Ce magistrat a rendu compte des plaidoiries dans le délibéré de la cour, composée de :
Monsieur Philippe JAVELAS, Président,
Madame Anne THIVELLIER, Conseillère,
Monsieur Maximin SANSON, Conseiller,
Greffière, lors des débats et du prononcé de la décision : Madame Bénédicte NISI,
EXPOSE DU LITIGE
Selon offre préalable acceptée le 9 août 2019, la société Creatis a consenti à Mme [U] [Y] un prêt personnel portant regroupement de crédits (n°28949000823307) d’un montant de 46 200 euros remboursable en 120 mensualités au taux fixe annuel de 4,50 % et au TAEG de 5,92 %, les mensualités s’élevant à 478,81 euros hors assurance et 546,57 euros assurance comprise.
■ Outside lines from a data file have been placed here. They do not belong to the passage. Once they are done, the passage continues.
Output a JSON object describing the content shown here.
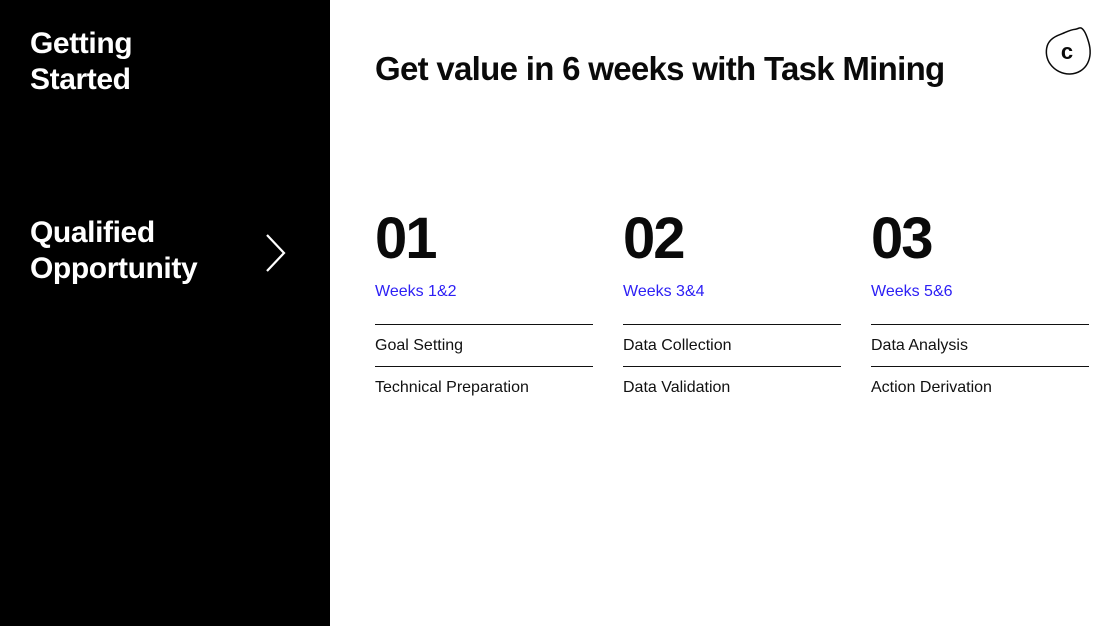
{
  "sidebar": {
    "kicker": "Getting\nStarted",
    "stage": "Qualified\nOpportunity",
    "chevron_icon": "chevron-right-icon",
    "background_color": "#000000",
    "text_color": "#ffffff"
  },
  "header": {
    "title": "Get value in 6 weeks with Task Mining",
    "brand_badge": {
      "icon": "celonis-blob-c-logo",
      "letter": "c"
    }
  },
  "colors": {
    "accent_blue": "#2d20f5",
    "text_black": "#0a0a0a",
    "rule": "#111111",
    "page_background": "#ffffff"
  },
  "columns": [
    {
      "number": "01",
      "weeks": "Weeks 1&2",
      "items": [
        "Goal Setting",
        "Technical Preparation"
      ]
    },
    {
      "number": "02",
      "weeks": "Weeks 3&4",
      "items": [
        "Data Collection",
        "Data Validation"
      ]
    },
    {
      "number": "03",
      "weeks": "Weeks 5&6",
      "items": [
        "Data Analysis",
        "Action Derivation"
      ]
    }
  ]
}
Mme [Y] a déposé un dossier auprès de la commission de surendettement des particuliers des Hauts-de-Seine qui a déclaré sa demande recevable le 17 mars 2023.
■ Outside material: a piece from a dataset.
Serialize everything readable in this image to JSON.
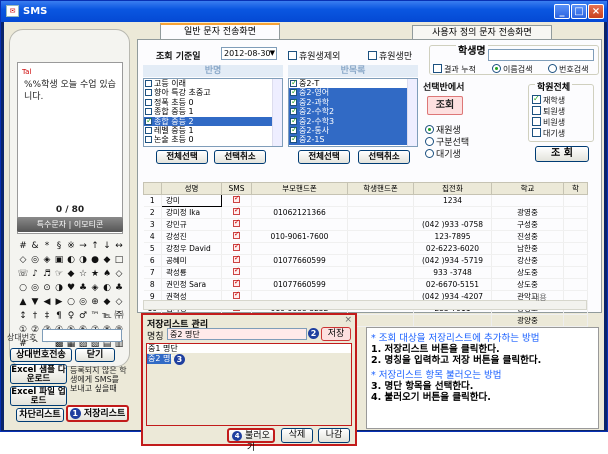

Par jugement du 4 septembre 2023, le juge des contentieux de la protection du tribunal de proximité d’Antony, statuant en matière de surendettement, a déclaré Mme [Y] irrecevable au bénéfice du traitement de sa situation de surendettement.
Par acte de commissaire de justice délivré le 22 mai 2024, la société Creatis a assigné Mme [Y] aux fins d’obtenir, sous le bénéfice de l’exécution provisoire :
— la condamnation de Mme [Y] à lui payer la somme de 39 906,08 euros majorée des intérêts au taux contractuel de 4,50 % à compter du 22 avril 2024, avec capitalisation des intérêts,
— subsidiairement le prononcé de la résolution judiciaire avec les mêmes conséquences,
— et en tout état de cause sa condamnation au paiement de la somme de 800 euros sur le fondement de l’article 700 du code de procédure civile et aux dépens.
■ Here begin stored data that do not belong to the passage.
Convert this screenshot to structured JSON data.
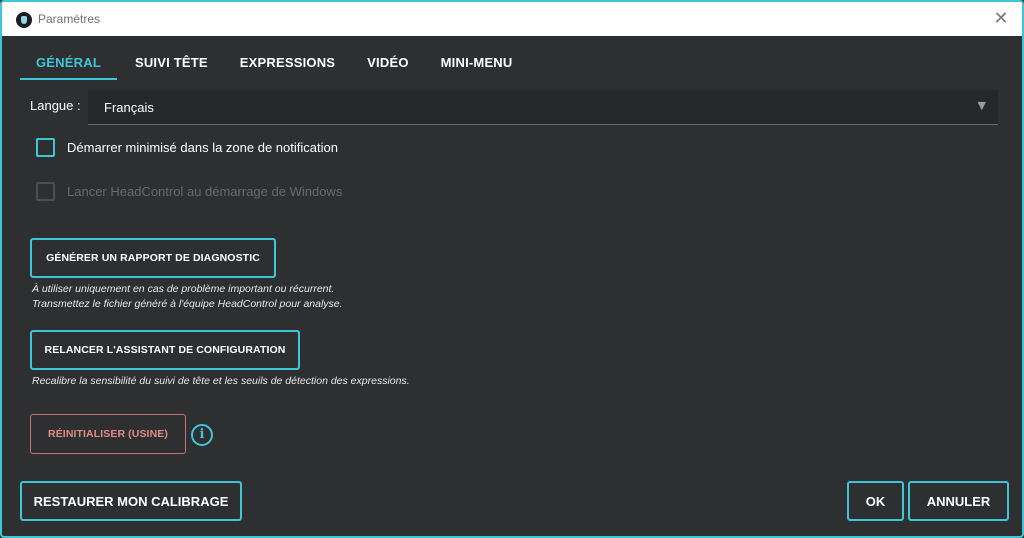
{
  "window": {
    "title": "Paramètres",
    "close_glyph": "✕"
  },
  "tabs": [
    {
      "label": "GÉNÉRAL",
      "active": true
    },
    {
      "label": "SUIVI TÊTE",
      "active": false
    },
    {
      "label": "EXPRESSIONS",
      "active": false
    },
    {
      "label": "VIDÉO",
      "active": false
    },
    {
      "label": "MINI-MENU",
      "active": false
    }
  ],
  "language": {
    "label": "Langue :",
    "value": "Français",
    "chevron_glyph": "▼"
  },
  "options": {
    "start_minimized": {
      "label": "Démarrer minimisé dans la zone de notification",
      "checked": false,
      "enabled": true
    },
    "launch_at_startup": {
      "label": "Lancer HeadControl au démarrage de Windows",
      "checked": false,
      "enabled": false
    }
  },
  "diagnostic": {
    "button_label": "GÉNÉRER UN RAPPORT DE DIAGNOSTIC",
    "hint_line1": "À utiliser uniquement en cas de problème important ou récurrent.",
    "hint_line2": "Transmettez le fichier généré à l'équipe HeadControl pour analyse."
  },
  "assistant": {
    "button_label": "RELANCER L'ASSISTANT DE CONFIGURATION",
    "hint": "Recalibre la sensibilité du suivi de tête et les seuils de détection des expressions."
  },
  "reset": {
    "button_label": "RÉINITIALISER (USINE)",
    "info_glyph": "i"
  },
  "footer": {
    "restore_label": "RESTAURER MON CALIBRAGE",
    "ok_label": "OK",
    "cancel_label": "ANNULER"
  },
  "colors": {
    "accent": "#3ec6d8",
    "background": "#2d2f31",
    "danger": "#e28b8b"
  }
}
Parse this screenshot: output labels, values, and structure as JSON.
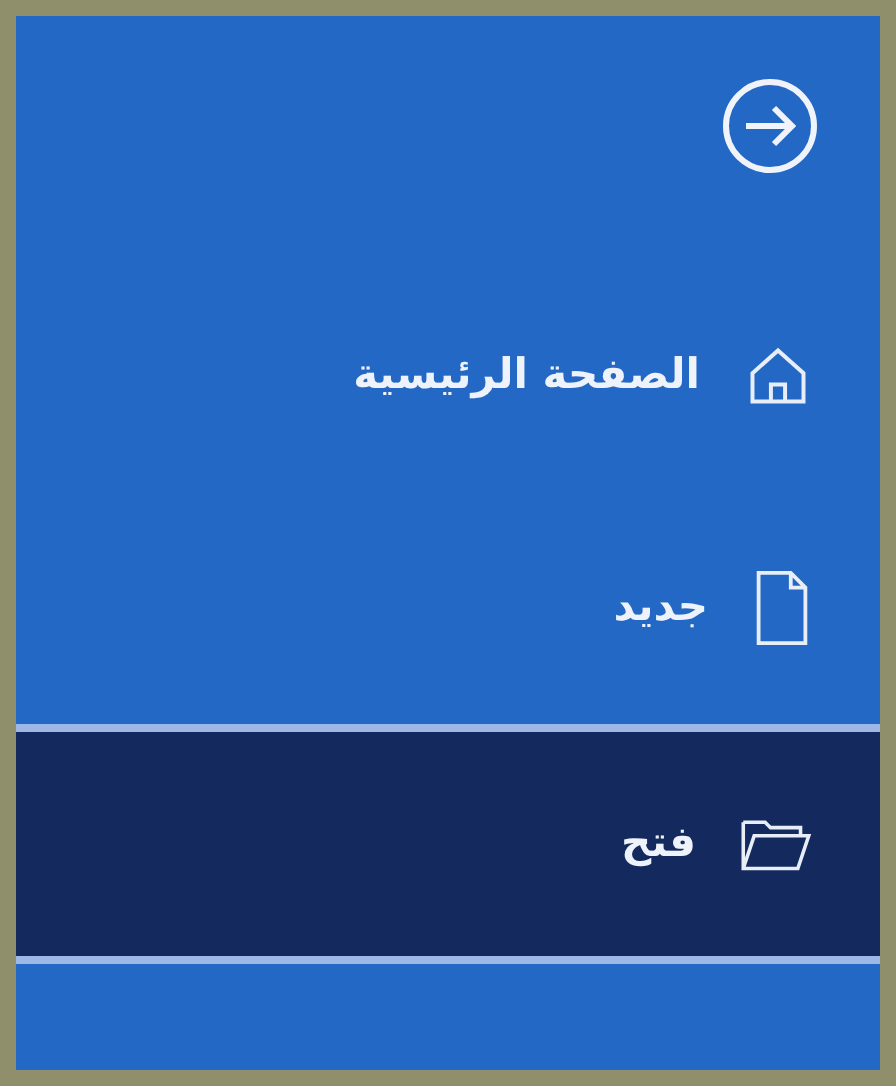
{
  "sidebar": {
    "items": [
      {
        "label": "الصفحة الرئيسية",
        "kind": "home",
        "selected": false
      },
      {
        "label": "جديد",
        "kind": "new",
        "selected": false
      },
      {
        "label": "فتح",
        "kind": "open",
        "selected": true
      }
    ]
  }
}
Par jugement contradictoire du 20 mars 2025, le juge des contentieux de la protection du tribunal de proximité de Vanves a :
— prononcé la déchéance, pour la société Creatis, de son entier droit aux intérêts concernant le prêt personnel souscrit par Mme [Y] le 9 août 2019,
— condamné Mme [Y] à verser à la société Creatis la somme de 27 896,96 euros,
— dit que cette somme ne sera productive d’aucun intérêt, même au taux légal,
— autorisé Mme [Y] à s’acquitter de cette somme en 35 mensualités de 500 euros chacune, payables le dixième jour de chaque mois suivant celui de la signification du présent jugement, et une 36ème mensualité qui soldera la dette, sauf meilleur accord ou engagement d’une procédure de surendettement,
— dit qu’en cas de défaut de paiement d’une échéance à sa date exacte et après mise en demeure restée sans effet pendant quinze jours, l’échelonnement qui précède sera caduc et la totalité des sommes dues deviendra immédiatement exigible,
— rappelé qu’aux termes de l’article 1343-5 du code civil, la présente décision suspend les procédures d’exécution et interdit la mise en 'uvre de nouvelles procédures pendant le délai de grâce,
— débouté la société Creatis de toutes ses demandes plus amples ou contraires,
— condamné Mme [Y] à verser à la société Creatis la somme de 300 euros au titre de l’article 700 du code de procédure civile,
— condamné Mme [Y] aux entiers dépens,
— rappelé que la présente décision est assortie de l’exécution provisoire de droit.
Par déclaration reçue au greffe le 2 juin 2025, la société Creatis a relevé appel de ce jugement.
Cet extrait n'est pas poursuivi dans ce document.